Dat vermogen om open te staan voor de wereld is volgens Gopnik ook fundamenteel voor de moraal. ‘Vanaf hun geboorte hebben kinderen empathie. Ze identificeren zich met andere mensen en erkennen dat hun eigen gevoelens door anderen worden gedeeld. In feite nemen ze letterlijk de gevoelens van anderen over. Empathie vereist dat je de overeenkomst tussen je eigen gevoelens en die van anderen herkent. Maar het vereist ook dat je die gevoelens als het ware tot je eigen gevoelens maakt.’ Juist die vermogens om te spelen, om je in te leven in de ridder, piraat of prinses, maken ons volgens Gopnik tot morele wezens, tot mensen die rekening houden met anderen.

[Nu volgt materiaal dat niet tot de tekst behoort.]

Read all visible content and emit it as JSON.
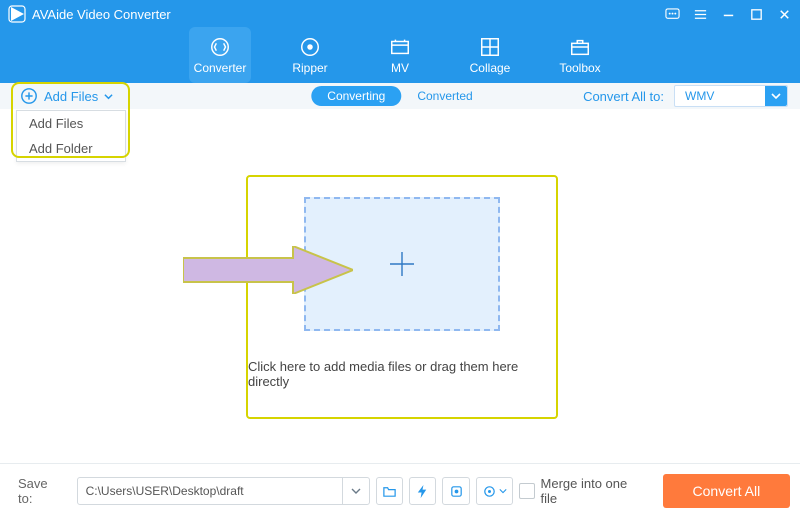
{
  "app": {
    "title": "AVAide Video Converter"
  },
  "tabs": {
    "converter": "Converter",
    "ripper": "Ripper",
    "mv": "MV",
    "collage": "Collage",
    "toolbox": "Toolbox"
  },
  "subbar": {
    "add_files": "Add Files",
    "menu": {
      "add_files": "Add Files",
      "add_folder": "Add Folder"
    },
    "seg_converting": "Converting",
    "seg_converted": "Converted",
    "convert_all_to_label": "Convert All to:",
    "format_selected": "WMV"
  },
  "dropzone": {
    "instruction": "Click here to add media files or drag them here directly"
  },
  "footer": {
    "save_to_label": "Save to:",
    "path": "C:\\Users\\USER\\Desktop\\draft",
    "merge_label": "Merge into one file",
    "convert_all": "Convert All"
  }
}
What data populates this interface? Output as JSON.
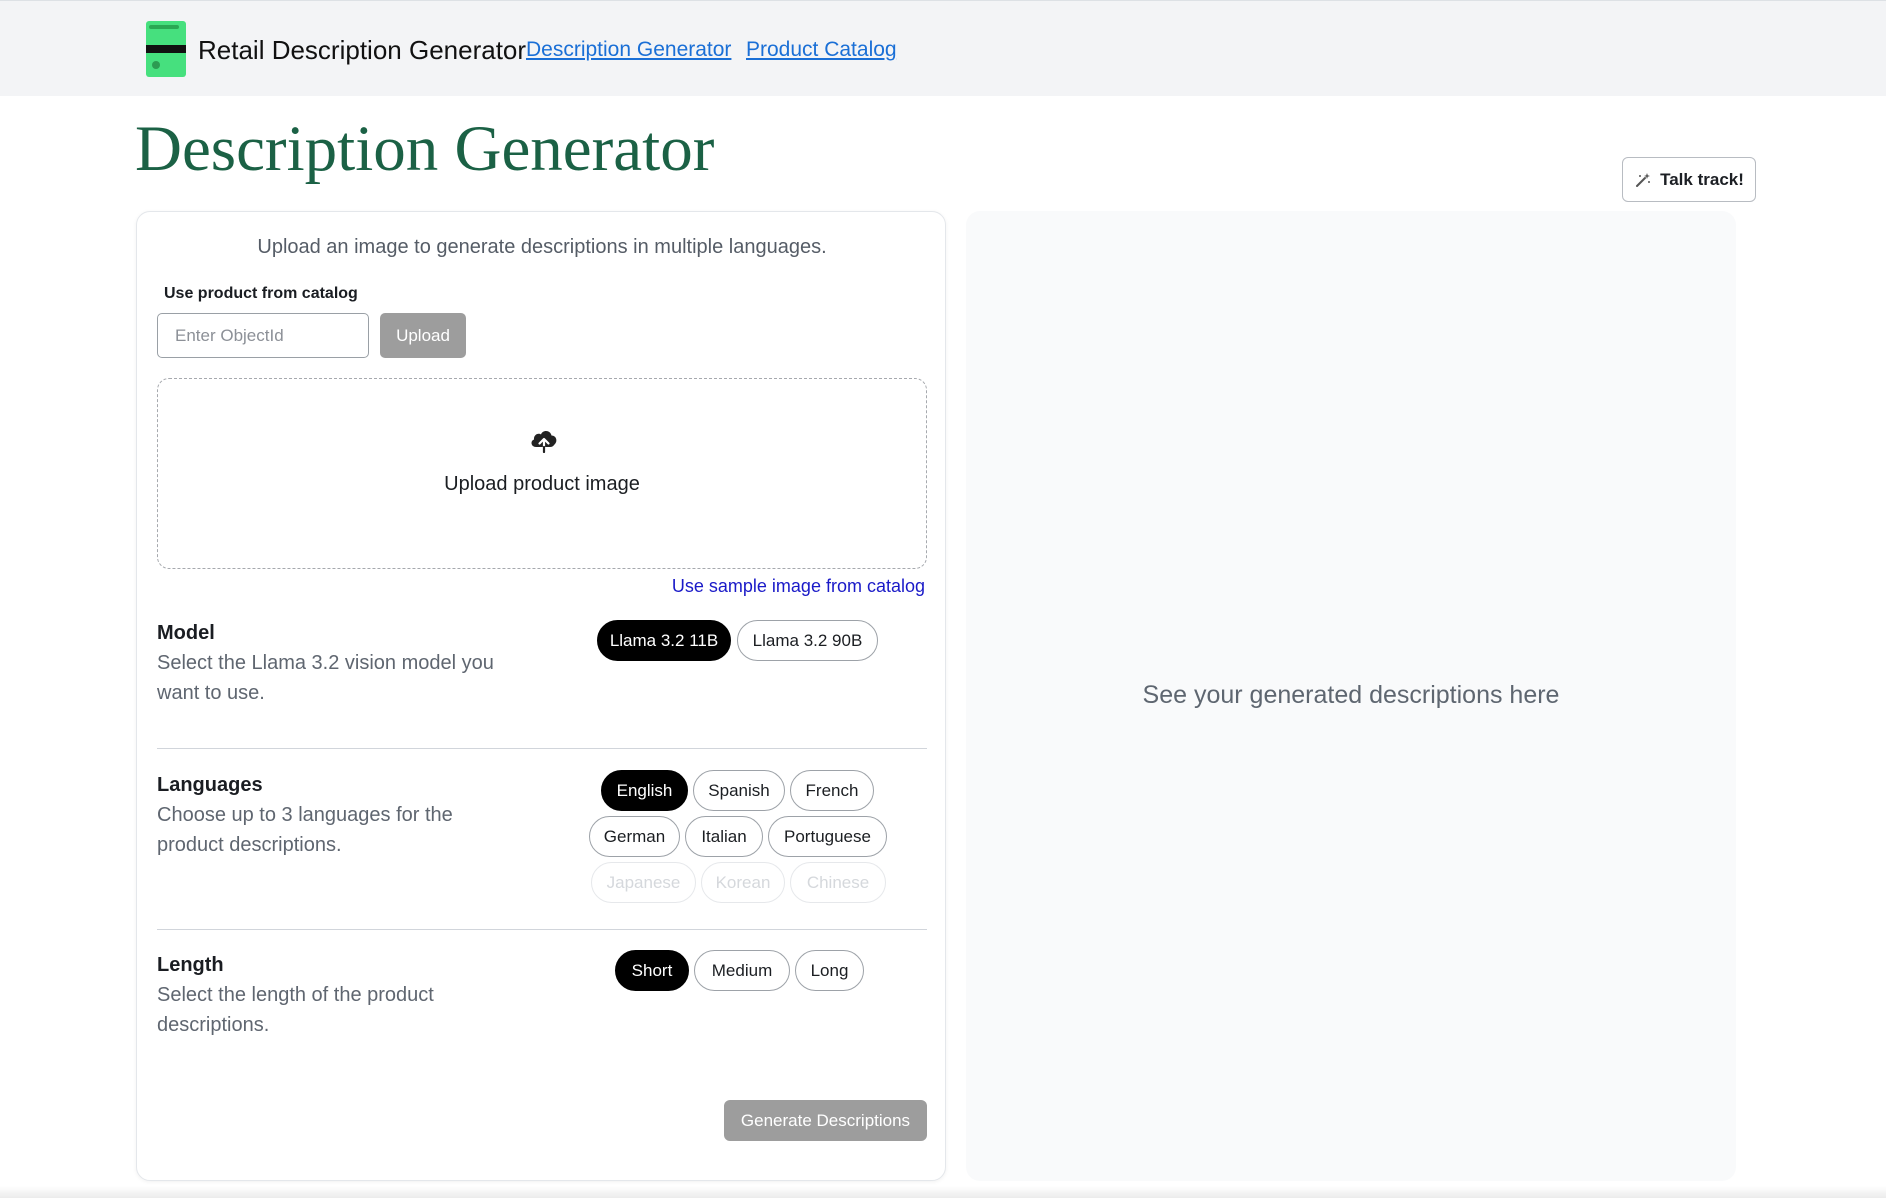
{
  "nav": {
    "brand": "Retail Description Generator",
    "links": [
      "Description Generator",
      "Product Catalog"
    ]
  },
  "page": {
    "title": "Description Generator",
    "talk_button": "Talk track!"
  },
  "form": {
    "intro": "Upload an image to generate descriptions in multiple languages.",
    "catalog_label": "Use product from catalog",
    "objectid_placeholder": "Enter ObjectId",
    "objectid_value": "",
    "upload_label": "Upload",
    "dropzone_text": "Upload product image",
    "sample_link": "Use sample image from catalog",
    "model": {
      "title": "Model",
      "description": "Select the Llama 3.2 vision model you want to use.",
      "options": [
        "Llama 3.2 11B",
        "Llama 3.2 90B"
      ],
      "selected": "Llama 3.2 11B"
    },
    "languages": {
      "title": "Languages",
      "description": "Choose up to 3 languages for the product descriptions.",
      "options": [
        "English",
        "Spanish",
        "French",
        "German",
        "Italian",
        "Portuguese",
        "Japanese",
        "Korean",
        "Chinese"
      ],
      "selected": [
        "English"
      ],
      "disabled": [
        "Japanese",
        "Korean",
        "Chinese"
      ]
    },
    "length": {
      "title": "Length",
      "description": "Select the length of the product descriptions.",
      "options": [
        "Short",
        "Medium",
        "Long"
      ],
      "selected": "Short"
    },
    "generate_label": "Generate Descriptions"
  },
  "output": {
    "placeholder": "See your generated descriptions here"
  },
  "colors": {
    "title_green": "#1b6145",
    "link_blue": "#1a6fd6",
    "sample_link_blue": "#1a1ac8",
    "disabled_button_gray": "#9d9d9d",
    "active_pill": "#000000",
    "logo_green": "#46e07e"
  },
  "icons": {
    "logo": "product-card-logo",
    "talk_track": "magic-wand-icon",
    "dropzone": "cloud-upload-icon"
  }
}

Hoe geven we al die typisch kinderlijke én menselijke vermogens de ruimte? Gopnik is een uitgesproken criticus van een samenleving die kinderen te snel een etiket opplakt – van ADD’er bijvoorbeeld. Ze hekelt het onderwijs dat via testen en toetsen competenties vaststelt. Maar hoe het dan wel moet? ‘De omgang met kinderen was ooit een kwestie van ervaring, maar is nu een kwestie van deskundigheid geworden. Wat ooit gewoon een manier van zijn was, iets wat Ludwig Wittgenstein een vorm van leven noemde, is een vorm van werk geworden. Een handeling van spontane en liefdevolle zorg is veranderd in een managementplan’, zo bekritiseert ze in De opvoedparadox onze neiging om opvoedmodellen op te stellen. Nee, zegt ze aan het einde van ons gesprek. ‘Er zijn dan ook geen echte opvoedtips te geven. Nou vooruit, eentje dan: Just chill out and love your kids.’